Why Germany Is Sending Weapons to Iraq

02.09.2014 - Interview

Tribune by Federal Foreign Minister Frank-Walter Steinmeier. Published in the Wall Street Journal (02.09.2014).

Tribune by Federal Foreign Minister Frank-Walter Steinmeier. Published in the Wall Street Journal (02.09.2014).


The terror organization that calls itself the Islamic State is advancing with monstrous brutality, persecuting and killing anyone who stands in its way. In the areas they control, the IS terrorists enslave and humiliate people who do not share their beliefs. Yazidis and Christians, but also Muslims who refuse to submit to their radical ideology, are forced to leave everything behind and flee for their lives. IS now controls a transnational territory that is home to more than five million people and contains cities, oil wells, dams and airports. The fact that these terrorists include a growing number of foreign fighters from Europe is a cause of alarm for all of us.

With the advanced weapons that IS has captured, and its significant financial means, the terrorist group is a threat to the survival of Iraq’s Kurdistan region and to Iraqi statehood itself—and even to the already fragile regional order in the Middle East. Without the recent determined military intervention by the United States, Kurdish forces would not have been able to halt the advance by comparatively better-armed IS fighters.

In this dramatic situation, Germany has provided humanitarian assistance to the people fleeing from IS and supported the Kurdistan regional government by supplying food, blankets, tents and generators. Now my government has decided to expand its aid to the Kurds in the fight against the terrorists by sending weapons and military equipment.

This decision has sparked intense debate in Germany. Indeed, some people even see it as a fundamental change in German foreign policy.

I do not share this view. The fact is that Germany is taking on its responsibility in the world—in the fight against IS, but also in the Middle East, in Africa and in Afghanistan. Along with the European Union, we are particularly active in the search for a political solution to the highly dangerous crisis close to home, the conflict between Russia and Ukraine.

Responsibility is always about concrete action. We must calibrate our engagement depending on what is at stake for the fundamental principles of a peaceful and just international order, for our own interests and our closest partner countries and allies. Germany’s skepticism about military intervention and its restrictive approach to arms exports are politically well-founded and deeply ingrained in Germans’ collective consciousness. There is no paradigm shift regarding our foreign-policy principles, which include a policy of military restraint. But in the face of a threat like the one posed by ISIS, we must not hide behind principles. We must take responsible decisions, knowing full well that they involve difficult trade-offs. We take the greatest care in making such decisions, and do so in close coordination with our European, trans-Atlantic and regional partner countries.

Where there is a threat of mass murder, where the stability and order of countries and entire regions are endangered, and where there is no chance of successful political settlements without military support, we must be willing to honestly weigh up the risks of getting involved against the consequences of doing nothing. This was why Germany decided to take part in international military interventions in Kosovo in 1999 and in Afghanistan in 2001. That is also why we decided that there were good reasons for opposing military action in Iraq in 2003.

Our opposition to the IS terrorists does not start with supplying arms, nor does it end there. IS cannot be stopped by either humanitarian or military means alone.
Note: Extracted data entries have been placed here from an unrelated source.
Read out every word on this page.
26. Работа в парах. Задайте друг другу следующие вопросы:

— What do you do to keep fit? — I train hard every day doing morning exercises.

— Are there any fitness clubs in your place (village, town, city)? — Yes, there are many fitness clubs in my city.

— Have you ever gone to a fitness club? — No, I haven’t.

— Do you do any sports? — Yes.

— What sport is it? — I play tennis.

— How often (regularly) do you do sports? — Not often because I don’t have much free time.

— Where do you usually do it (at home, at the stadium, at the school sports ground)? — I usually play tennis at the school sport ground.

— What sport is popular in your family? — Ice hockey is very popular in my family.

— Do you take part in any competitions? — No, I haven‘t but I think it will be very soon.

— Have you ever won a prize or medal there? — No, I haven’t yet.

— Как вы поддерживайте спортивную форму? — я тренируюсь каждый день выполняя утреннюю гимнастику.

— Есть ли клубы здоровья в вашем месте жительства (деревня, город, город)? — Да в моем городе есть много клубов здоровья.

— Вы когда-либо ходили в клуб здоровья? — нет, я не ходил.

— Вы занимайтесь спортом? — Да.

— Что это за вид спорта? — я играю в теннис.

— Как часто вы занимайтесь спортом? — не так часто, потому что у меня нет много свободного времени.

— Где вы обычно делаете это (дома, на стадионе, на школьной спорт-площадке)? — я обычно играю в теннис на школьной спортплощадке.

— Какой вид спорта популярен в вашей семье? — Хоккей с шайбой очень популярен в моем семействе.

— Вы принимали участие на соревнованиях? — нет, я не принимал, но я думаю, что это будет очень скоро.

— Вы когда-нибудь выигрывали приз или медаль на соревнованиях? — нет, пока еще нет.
We, the international community, must develop a comprehensive political strategy to counter this terrorist organization systematically.

In my view, four main elements are crucial here: We need a new, effective and inclusive Iraqi government in Baghdad to dry up potential support for IS by closing ranks with the Sunni tribes. We need intensive diplomatic efforts to unite the countries in the region to confront the IS threat together. We need the Islamic world’s leaders to clearly distance themselves from IS and to unmask the rank cynicism of the propagandists and ideologists claiming religious legitimacy for terrorist savagery. Finally, we need resolute steps to hamper and prevent the flow of fighters and funds to IS.

Looking at the crises spanning the Maghreb, the Middle East and Eastern Europe, many perceive that the world is coming loose from its moorings. Crisis and conflict are creeping closer to Europe, and certainties that have prevailed for 25 years since the end of the Cold War have lost their hold.

We in Europe must not indulge the illusion that we could just shut ourselves away from the world if it goes to pieces, and maybe offer a bit of humanitarian aid. Our prosperity and our security depend on our unprecedented network of political and economic ties to the whole world. Wherever order falls apart—especially in the vicinity of Europe’s borders—we will be affected too.

In Germany, we therefore need to ask ourselves objectively: What are our options, and what are our responsibilities? In doing so, we also need to be aware of our limitations. Germany is the largest country in the EU, politically stable and economically strong, but what we can contribute with humanitarian assistance, politically or militarily to conflict resolution is only meaningful and effective if implemented in close collaboration with others. When we act, we act in concert with our European and trans-Atlantic partners—this is and will remain the fundamental basis of German foreign policy.